Çok Namlulu Roketatar (ÇNRA) sisteminde 1995 yılından günümüze kadar deneyimini konuşturan Türkiye, 20-40 Km menzile sahip T-122 Sakarya ve 30-120 Km menzile sahip T-300 Kasırga sistemlerini üretmektedir. Özellikle Suriye’de aktif olarak kullanılan Çok Namlulu Roketatar Sistemleri, sahadan gelen geri dönüşler dikkate alınarak yeniden tasarlanmıştır.

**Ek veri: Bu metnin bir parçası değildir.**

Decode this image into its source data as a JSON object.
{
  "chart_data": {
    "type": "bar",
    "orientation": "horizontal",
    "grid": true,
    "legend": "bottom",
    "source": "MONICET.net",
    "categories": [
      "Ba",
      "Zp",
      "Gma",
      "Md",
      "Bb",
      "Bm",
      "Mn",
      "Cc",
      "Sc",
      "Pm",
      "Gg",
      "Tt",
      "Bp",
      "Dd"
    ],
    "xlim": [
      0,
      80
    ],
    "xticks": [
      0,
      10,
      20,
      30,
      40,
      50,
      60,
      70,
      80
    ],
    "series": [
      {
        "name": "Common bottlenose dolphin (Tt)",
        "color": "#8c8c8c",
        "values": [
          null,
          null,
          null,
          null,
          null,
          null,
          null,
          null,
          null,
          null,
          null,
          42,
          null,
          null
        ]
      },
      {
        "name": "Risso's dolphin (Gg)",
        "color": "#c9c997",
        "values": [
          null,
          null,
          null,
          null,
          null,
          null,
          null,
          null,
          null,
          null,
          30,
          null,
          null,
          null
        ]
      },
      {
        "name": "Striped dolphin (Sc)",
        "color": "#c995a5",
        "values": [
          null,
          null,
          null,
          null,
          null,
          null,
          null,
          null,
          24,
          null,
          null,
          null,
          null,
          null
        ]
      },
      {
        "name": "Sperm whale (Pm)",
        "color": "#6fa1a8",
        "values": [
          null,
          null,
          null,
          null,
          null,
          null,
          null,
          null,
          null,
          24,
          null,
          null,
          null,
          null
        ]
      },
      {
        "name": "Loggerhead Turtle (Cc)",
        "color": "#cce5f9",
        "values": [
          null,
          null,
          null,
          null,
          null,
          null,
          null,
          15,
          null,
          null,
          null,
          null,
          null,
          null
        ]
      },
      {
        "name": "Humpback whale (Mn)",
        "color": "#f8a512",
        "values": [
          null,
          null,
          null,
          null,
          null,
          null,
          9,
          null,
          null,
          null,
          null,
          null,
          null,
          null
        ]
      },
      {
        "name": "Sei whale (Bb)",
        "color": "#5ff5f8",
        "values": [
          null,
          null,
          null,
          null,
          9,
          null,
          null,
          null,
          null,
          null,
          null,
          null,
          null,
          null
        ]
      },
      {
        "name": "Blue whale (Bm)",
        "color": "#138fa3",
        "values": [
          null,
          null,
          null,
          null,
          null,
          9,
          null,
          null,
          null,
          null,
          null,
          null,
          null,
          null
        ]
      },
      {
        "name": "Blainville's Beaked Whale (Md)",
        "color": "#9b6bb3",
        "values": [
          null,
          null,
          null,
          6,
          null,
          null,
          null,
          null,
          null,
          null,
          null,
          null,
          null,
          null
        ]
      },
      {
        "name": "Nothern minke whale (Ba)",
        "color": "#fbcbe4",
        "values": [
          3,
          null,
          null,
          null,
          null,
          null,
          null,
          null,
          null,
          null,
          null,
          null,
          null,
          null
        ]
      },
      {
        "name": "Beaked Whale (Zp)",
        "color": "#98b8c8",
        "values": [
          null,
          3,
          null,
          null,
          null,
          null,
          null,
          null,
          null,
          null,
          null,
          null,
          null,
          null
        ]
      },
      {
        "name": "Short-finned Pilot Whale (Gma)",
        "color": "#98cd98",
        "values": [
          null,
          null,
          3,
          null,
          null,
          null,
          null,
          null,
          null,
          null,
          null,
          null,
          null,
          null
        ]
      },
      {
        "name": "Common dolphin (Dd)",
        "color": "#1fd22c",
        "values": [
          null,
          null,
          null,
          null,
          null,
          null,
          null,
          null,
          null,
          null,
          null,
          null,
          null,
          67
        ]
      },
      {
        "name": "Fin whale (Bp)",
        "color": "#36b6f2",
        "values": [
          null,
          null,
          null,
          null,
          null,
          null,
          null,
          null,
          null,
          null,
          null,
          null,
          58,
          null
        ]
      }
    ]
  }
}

Yerli ve milli savunmada büyük yol kat eden Türkiye, günümüzde ağır torpido, gemi savar füzesi, balistik füze, seyir füzesi, hava-hava füzeleri, tanksavar füze fırlatma sistemleri, hava savunma sistemleri gibi birçok teknoloji ve deneyim gerektiren projeleri hayata geçirmiştir. Yerli ve milli atılımlarla dışa bağımlılığı azaltan Türkiye, geleceğe yön veren teknoloji çalışmalarına hız kesmeden devam ediyor.